Scientists have identified an entirely new kind of DNA inside humans.
This new DNA, known as the “i-motif,” was suggested in previous research, but had only been identified under artificial conditions in a lab. But research published in Nature Chemistry is the first study to confirm its existence inside living beings.
The i-motif looks like a twisted knot, as opposed to DNA’s well-known double helix structure.
In a double helix strand of DNA, there are four compounds that form “bases” — adenine, thymine, cytosine and guanine. Adenine typically binds with thymine while the cytosine binds with guanine, but this isn’t the case in the i-motif.
“The i-motif is a four-stranded ‘knot’ of DNA,” Marcel Dinger, a co-author on the study, said in a press release. “In the knot structure, C [cytosine] letters on the same strand of DNA bind to each other – so this is very different from a double helix, where ‘letters’ on opposite strands recognize each other and where Cs bind to Gs [guanines].”
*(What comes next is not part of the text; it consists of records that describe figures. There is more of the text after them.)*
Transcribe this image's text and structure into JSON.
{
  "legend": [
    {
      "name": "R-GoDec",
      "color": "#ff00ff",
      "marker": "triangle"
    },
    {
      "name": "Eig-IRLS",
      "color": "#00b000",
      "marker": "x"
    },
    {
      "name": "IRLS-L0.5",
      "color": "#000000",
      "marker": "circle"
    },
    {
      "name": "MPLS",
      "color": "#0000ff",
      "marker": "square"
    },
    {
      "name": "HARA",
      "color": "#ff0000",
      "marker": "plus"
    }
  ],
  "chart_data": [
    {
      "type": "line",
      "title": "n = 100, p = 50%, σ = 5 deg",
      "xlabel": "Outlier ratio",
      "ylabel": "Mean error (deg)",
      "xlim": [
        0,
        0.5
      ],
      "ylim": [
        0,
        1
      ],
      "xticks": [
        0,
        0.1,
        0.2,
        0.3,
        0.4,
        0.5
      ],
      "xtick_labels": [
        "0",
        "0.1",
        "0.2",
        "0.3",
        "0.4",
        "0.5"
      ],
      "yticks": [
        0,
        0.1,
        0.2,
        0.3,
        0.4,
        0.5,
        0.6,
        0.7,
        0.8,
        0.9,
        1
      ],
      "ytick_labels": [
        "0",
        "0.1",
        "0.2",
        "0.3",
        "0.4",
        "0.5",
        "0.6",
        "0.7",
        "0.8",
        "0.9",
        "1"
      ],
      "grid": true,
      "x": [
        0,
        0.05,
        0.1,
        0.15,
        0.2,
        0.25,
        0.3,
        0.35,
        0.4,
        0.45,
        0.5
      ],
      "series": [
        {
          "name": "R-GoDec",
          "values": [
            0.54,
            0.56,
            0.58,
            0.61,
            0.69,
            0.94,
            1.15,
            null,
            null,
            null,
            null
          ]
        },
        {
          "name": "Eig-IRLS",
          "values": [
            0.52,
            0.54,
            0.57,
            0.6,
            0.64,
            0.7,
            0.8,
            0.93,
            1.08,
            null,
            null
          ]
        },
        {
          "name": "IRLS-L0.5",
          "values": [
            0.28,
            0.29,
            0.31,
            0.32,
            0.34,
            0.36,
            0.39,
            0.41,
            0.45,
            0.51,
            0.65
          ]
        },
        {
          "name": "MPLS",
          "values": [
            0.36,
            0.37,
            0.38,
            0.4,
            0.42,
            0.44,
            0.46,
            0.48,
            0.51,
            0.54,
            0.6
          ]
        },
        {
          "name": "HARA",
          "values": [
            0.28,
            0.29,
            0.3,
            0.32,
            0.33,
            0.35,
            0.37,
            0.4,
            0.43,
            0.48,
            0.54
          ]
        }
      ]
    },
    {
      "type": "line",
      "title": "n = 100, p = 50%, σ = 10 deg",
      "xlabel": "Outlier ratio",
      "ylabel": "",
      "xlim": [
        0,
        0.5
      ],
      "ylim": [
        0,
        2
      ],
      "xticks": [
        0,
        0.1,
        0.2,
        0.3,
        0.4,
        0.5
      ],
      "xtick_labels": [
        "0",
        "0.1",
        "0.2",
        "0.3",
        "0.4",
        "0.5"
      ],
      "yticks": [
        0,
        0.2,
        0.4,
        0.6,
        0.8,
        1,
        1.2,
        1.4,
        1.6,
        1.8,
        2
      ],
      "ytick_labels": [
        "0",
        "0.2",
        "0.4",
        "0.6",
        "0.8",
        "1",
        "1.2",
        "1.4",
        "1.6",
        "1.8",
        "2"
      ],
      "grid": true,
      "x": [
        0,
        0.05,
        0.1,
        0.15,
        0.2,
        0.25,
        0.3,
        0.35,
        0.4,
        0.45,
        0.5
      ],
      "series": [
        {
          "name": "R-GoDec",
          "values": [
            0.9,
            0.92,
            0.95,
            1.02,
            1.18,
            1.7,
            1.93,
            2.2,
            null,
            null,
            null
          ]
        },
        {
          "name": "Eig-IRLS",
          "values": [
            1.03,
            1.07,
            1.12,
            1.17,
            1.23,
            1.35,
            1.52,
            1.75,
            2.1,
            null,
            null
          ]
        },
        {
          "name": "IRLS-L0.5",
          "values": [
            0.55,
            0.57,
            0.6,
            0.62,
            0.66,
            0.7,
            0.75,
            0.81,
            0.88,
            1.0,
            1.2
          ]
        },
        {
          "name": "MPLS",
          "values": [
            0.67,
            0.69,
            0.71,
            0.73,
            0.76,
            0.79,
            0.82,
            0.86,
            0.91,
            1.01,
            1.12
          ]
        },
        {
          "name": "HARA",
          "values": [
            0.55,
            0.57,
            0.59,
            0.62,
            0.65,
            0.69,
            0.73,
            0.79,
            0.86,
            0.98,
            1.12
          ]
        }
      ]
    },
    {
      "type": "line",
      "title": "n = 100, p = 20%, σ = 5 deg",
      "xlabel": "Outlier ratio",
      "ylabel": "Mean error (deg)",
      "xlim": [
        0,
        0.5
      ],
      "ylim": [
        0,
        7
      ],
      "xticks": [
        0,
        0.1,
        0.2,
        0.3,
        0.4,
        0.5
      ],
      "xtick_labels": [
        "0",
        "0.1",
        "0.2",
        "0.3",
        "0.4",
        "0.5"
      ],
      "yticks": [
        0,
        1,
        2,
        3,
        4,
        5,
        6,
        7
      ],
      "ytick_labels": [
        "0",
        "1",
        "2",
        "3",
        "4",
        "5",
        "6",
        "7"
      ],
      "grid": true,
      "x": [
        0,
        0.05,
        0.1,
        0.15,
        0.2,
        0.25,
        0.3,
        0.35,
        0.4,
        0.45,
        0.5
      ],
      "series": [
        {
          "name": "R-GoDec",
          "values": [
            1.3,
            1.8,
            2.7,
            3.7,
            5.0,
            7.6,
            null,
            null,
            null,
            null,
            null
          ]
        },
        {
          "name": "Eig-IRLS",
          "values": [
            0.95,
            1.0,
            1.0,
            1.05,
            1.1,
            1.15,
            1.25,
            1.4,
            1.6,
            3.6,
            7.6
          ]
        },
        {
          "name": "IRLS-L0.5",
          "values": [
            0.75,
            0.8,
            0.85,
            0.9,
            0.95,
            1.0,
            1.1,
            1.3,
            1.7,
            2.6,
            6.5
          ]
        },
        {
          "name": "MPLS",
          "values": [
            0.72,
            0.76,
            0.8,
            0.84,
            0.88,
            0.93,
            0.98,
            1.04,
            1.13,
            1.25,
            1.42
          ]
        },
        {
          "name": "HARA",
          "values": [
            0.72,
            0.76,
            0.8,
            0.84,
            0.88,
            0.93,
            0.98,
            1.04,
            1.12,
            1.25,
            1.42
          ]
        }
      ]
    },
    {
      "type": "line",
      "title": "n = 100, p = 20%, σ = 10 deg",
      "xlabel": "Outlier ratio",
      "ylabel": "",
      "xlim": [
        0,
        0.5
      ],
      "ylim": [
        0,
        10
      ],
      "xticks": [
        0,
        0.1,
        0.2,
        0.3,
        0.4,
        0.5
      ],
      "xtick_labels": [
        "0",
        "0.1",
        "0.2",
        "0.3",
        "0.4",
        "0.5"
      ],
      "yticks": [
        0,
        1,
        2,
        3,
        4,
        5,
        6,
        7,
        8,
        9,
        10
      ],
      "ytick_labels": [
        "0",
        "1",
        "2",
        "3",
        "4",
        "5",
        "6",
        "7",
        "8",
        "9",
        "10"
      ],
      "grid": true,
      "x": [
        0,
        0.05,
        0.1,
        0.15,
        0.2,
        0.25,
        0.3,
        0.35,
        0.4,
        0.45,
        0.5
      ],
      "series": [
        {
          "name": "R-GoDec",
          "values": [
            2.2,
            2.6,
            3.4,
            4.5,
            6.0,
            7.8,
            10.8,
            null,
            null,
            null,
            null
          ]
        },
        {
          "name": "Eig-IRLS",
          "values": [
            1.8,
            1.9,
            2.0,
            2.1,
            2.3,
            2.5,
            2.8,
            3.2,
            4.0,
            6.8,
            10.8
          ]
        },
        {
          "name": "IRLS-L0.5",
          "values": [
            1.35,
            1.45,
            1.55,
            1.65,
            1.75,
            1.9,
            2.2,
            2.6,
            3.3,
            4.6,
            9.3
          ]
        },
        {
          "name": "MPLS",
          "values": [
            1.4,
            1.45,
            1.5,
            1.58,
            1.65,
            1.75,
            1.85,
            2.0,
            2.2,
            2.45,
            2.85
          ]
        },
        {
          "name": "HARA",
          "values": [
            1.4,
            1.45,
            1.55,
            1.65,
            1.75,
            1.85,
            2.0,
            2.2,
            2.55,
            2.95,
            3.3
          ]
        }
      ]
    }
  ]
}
To find the i-motifs, the scientists engineered antibodies into tiny probes that would attach themselves only to i-motifs. They added fluorescent dye to the probes so they could track exactly where the i-motifs were.
These antibody probes were then placed in three variations of human cells where scientiests had hoped to identify the i-motifs in the nucleus of each cell.
More research is needed to determine the i-motif’s purpose, but the researchers believe the structures help to switch genes “on or off.”
“It’s exciting to uncover a whole new form of DNA in cells,” said Dinger. “These findings will set the stage for a whole new push to understand what this new DNA shape is really for and whether it will impact on health and disease.”